- Japanese CD release

Studio album by Danny Kirwan
- Released: 21 March 1979
- Recorded: January 1979
- Studio: Kingsway Recorders, London; mixed at DJM Studios, London^{[citation needed]}
- Genre: Pop, rock
- Label: DJM
- Producer: Clifford Davis

Danny Kirwan chronology
| Midnight in San Juan (1976) | Hello There Big Boy! (1979) | Ram Jam City (2000) |

= Hello There Big Boy! =

Hello There Big Boy! is an album by British blues rock musician Danny Kirwan, who was a member of Fleetwood Mac from 1968–72. Released in 1979 on the DJM Records label, this was his last solo album. It was eventually released on CD in February 2006, albeit only in Japan.

==Recording and composition==
In comparison with Kirwan's other albums, this album contains less of his songwriting input. However, Kirwan wrote or co-wrote five of the nine songs on the album, while the other tracks were contributed by musicians involved in the recording (with the exception of Randy Edelman's "You"). Backing vocalist Tony Rivers provided one song; guitarist Kirby Gregory another, and Dana Gillespie co-wrote one with manager / producer Clifford Davis (under his usual pseudonym of Clifford Adams) as well as singing a duet on one of Kirwan's own songs.

"Only You" was an old Fleetwood Mac song given an update, and was released as a single. Fleetwood Mac's version had not yet been released at that point, though it can now be found on the Volume 1 of the triple Live in Boston set and the Live at the BBC 2-CD set released in 1995. "Caroline" was the single's B-side, written by Kirwan about his ex-wife (although her name was not Caroline), and a sad insight into his state of mind at the time.

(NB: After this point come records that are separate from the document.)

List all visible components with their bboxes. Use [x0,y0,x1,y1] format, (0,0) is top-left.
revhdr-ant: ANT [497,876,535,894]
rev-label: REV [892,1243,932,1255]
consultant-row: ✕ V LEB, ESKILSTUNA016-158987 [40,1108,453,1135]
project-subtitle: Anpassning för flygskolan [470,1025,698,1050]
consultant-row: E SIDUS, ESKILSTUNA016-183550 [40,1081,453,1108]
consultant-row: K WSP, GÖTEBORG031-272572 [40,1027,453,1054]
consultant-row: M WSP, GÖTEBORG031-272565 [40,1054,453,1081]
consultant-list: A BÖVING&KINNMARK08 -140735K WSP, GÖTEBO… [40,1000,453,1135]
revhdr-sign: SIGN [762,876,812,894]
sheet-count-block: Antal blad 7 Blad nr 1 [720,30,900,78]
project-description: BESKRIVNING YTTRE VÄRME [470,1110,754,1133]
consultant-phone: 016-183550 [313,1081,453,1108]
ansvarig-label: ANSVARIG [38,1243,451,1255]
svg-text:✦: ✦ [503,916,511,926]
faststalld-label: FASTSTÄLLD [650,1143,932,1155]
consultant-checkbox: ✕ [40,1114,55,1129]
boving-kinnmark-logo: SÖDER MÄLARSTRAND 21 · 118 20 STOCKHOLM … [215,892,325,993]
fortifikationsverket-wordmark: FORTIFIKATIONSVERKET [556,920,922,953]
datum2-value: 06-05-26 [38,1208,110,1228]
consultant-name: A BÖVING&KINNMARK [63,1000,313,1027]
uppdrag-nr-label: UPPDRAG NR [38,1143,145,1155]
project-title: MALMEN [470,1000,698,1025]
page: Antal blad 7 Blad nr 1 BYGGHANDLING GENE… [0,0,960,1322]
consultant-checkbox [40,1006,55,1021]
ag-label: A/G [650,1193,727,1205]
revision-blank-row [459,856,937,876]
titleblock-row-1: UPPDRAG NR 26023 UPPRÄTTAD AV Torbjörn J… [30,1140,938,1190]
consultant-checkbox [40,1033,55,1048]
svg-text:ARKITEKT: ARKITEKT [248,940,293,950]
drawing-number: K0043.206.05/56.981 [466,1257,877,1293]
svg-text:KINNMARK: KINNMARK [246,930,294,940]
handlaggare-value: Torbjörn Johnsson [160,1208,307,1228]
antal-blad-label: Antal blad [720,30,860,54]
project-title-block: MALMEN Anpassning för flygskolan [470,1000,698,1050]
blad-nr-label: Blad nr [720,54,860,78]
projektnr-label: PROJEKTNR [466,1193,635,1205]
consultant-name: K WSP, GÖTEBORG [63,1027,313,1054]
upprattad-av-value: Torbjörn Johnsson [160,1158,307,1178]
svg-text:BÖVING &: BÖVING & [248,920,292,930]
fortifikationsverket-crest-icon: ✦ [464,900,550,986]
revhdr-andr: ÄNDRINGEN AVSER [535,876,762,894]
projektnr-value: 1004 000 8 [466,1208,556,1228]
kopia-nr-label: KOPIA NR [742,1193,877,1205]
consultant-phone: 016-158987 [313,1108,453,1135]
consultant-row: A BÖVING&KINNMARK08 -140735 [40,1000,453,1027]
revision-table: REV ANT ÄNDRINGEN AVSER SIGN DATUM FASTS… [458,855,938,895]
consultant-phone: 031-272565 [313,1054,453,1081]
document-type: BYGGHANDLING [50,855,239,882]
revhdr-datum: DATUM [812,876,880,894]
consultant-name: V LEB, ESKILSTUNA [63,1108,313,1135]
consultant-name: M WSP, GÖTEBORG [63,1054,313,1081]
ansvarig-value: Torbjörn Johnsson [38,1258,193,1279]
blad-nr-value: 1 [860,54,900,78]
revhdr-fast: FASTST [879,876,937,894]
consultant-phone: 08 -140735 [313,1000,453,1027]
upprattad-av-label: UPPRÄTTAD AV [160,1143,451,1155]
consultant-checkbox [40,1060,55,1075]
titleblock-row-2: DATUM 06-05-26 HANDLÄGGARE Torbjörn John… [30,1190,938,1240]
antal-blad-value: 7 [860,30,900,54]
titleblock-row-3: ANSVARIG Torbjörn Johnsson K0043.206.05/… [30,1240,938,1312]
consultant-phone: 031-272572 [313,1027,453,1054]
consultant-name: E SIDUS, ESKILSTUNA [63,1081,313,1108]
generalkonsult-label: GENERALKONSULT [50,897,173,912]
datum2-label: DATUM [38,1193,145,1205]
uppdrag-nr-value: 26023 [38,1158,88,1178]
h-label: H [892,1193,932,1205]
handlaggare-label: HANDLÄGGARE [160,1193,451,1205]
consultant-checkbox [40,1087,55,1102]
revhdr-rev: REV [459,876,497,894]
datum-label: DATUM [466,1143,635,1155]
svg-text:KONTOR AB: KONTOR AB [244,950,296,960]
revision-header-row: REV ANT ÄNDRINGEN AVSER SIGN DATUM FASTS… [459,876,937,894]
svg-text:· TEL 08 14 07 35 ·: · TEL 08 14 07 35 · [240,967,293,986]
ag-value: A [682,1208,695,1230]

It is not clear how much of the lead guitar on the album was played by Kirwan, with Gregory and Bob Weston playing on several tracks, although a press release for the album states that Kirwan took the acoustic guitar solo on "Summer Days and Summer Nights". Producer Davis added the work of 87 outside musicians to the recording, after Kirwan had laid down the basic tracks. On hearing the finished album, Kirwan told Davis that he thought it was "the best thing" he had done. Davis said of the album some years later that it was "so bad...he had to finish it for contractual reasons. I even picked the songs."

==Reception==

Allmusic critic Joe Viglione described the album as "light pop on a mission", and "perfectly produced" by Davis. Comparing "End Up Crying" to the "soft rock" Fleetwood Mac, he also highlights "California" and "Spaceman" as "more accessible than some of the popular versions of Fleetwood Mac". He also singled out the "intricate guitar lines" and "sterling vocals" of "Summer Days and Summer Nights".

Professional ratings
Review scores
| Source | Rating |
| Allmusic |  |
| Music Week |  |

==Track listing==

Side One
1. "Wings of a Dove" (Danny Kirwan) – 2:52
2. "Gettin' the Feelin'" (Tony Rivers) – 3:46
3. "End Up Crying" (Kirby Gregory) – 3:51
4. "Caroline" (Kirwan, Clifford Adams) – 3:08
5. "You" (Randy Edelman) – 3:42

Side Two
1. "Only You" (Kirwan) – 3:52
2. "California" (Adams, Dana Gillespie) – 2:35
3. "Spaceman" (Kirwan) – 3:18
4. "Summer Days and Summer Nights" (Kirwan) – 3:32

==Personnel==
- Danny Kirwan – guitars, vocals
- Kirby Gregory – guitars
- Bob Weston – lead guitar on tracks 2 and 5
- Tex Comer – bass guitar
- Fran Byrne – drums
- John Cook – keyboards
- Kevin Kitchen – electric piano
- Chris Fletcher – percussion
- Dana Gillespie – duet vocal on track 9
- Tony Rivers, Stuart Calver, John Perry – backing vocals
- Arrangements by Clifford Davis and Tony White

==Production==
- Producer – Clifford Davis
- Engineer – Louie Austin
- Second engineer – Bob Broglia
- Photography & sleeve design – Seabrook Graves Aslett
- Recorded at Kingsway Recorders during January 1979
- Mixed at DJM Studio by Louie Austin

==Release Information==
- UK – DJM DJF20555 – 21 March 1979 (LP & cassette)
- USA – DJM DJM-22 – 25 April 1979 (LP, cassette & 8-track)
- Canada – DJM 9238-22 – 1979 (LP & cassette)
- Peru – MAG LPN-2583 – 1979 (LP)
- Japan – AMR Archive AIRAC-1177 – 22 February 2006 (CD)

The Japanese CD release came in a cardboard sleeve.